Note the apocryphal TWA 800 scenario now transposed to a 737 on a Thailand tarmac: the heat, the overactive air conditioning, the center wing tank explosion.
The parody grows cruder still: “Although chemical traces of high-energy explosives were initially believed to be present, samples have been submitted to the FBI for confirmation . . . . .The FBI has found no evidence of high explosives in any of the samples tested to date.”
How or why the NTSB and the FBI both got involved in a Thailand explosion was not at all clear. What was clear, however, was the dissembling.
Again, the NTSB imposed its patented center wing tank scenario, this time not in four years but in four weeks. Again, a 40-minute layover on a 95-degree day was made to seem unusually perilous. Again, the explanation held off the media.
The New York Times headlined only its second piece on the Thai Airways crash, "A Similarity Is Seen In 2 Plane Explosions." The headline implies both the NTSB strategy and the Times's passivity.

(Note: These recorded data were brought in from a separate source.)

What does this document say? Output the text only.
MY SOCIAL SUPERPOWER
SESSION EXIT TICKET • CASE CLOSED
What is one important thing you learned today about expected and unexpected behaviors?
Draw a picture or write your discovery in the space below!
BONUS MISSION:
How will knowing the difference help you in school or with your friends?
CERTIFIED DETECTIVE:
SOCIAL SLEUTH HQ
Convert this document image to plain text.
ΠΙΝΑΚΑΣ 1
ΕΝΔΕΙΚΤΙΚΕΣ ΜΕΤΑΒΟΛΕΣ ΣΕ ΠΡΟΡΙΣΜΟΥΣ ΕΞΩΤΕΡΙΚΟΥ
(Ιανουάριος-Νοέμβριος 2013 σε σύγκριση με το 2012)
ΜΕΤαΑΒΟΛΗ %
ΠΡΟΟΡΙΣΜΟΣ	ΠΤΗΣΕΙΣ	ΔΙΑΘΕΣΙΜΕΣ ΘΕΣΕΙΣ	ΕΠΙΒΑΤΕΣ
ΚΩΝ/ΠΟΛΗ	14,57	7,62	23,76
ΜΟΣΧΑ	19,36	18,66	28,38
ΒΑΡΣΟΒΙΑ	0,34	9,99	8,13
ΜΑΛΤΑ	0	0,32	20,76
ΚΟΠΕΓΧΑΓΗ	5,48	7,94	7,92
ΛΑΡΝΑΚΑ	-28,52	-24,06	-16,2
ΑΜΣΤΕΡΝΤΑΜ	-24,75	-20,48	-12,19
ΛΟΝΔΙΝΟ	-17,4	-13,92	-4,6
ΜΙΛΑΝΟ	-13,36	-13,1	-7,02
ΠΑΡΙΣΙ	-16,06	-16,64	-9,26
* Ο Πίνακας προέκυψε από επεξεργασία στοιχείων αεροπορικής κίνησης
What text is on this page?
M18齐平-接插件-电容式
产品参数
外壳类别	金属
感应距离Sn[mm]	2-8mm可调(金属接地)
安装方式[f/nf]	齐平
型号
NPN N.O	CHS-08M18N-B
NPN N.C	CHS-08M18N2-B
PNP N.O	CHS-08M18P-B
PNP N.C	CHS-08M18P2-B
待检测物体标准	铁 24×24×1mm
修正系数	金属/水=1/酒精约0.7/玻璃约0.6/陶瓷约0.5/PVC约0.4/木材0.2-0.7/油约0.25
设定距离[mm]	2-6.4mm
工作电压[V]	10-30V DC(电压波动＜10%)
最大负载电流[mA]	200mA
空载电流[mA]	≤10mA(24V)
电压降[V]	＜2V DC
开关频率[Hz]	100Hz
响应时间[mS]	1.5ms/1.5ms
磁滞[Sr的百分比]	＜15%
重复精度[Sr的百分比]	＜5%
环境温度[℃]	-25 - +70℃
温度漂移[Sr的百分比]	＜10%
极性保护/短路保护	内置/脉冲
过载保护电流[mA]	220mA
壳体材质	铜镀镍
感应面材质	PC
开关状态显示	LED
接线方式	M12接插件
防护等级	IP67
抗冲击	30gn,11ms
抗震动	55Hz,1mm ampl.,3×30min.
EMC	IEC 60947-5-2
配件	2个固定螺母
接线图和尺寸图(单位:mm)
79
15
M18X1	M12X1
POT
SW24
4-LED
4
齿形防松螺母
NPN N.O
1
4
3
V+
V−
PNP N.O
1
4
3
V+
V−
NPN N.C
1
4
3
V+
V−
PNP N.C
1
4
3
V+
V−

That no member of the major media expressed even the faintest bit of skepticism reveals all too much about the state of American journalism.
The American involvement in the Thai case was too quick and expedient. Still unable to identify an ignition source for TWA 800, the NTSB needed a parallel explosion to justify its miscellaneous rulings on that doomed flight.
As to the Thai prime minister, the one who was about to indict his buddies in a corruption scandal, the one who was about to board the plane, he would have welcomed an alternative explanation, one that would make him look less vulnerable and victimized.
The Malaysians are likely looking for an alibi as well. It took our authorities eight days to “find” the TWA 800 black boxes in 100 feet of water ten miles south of the Hamptons.
I suspect it will take the Malaysians that long to find their black boxes as well. Then, they can figure out the most useful story they think they can get away with.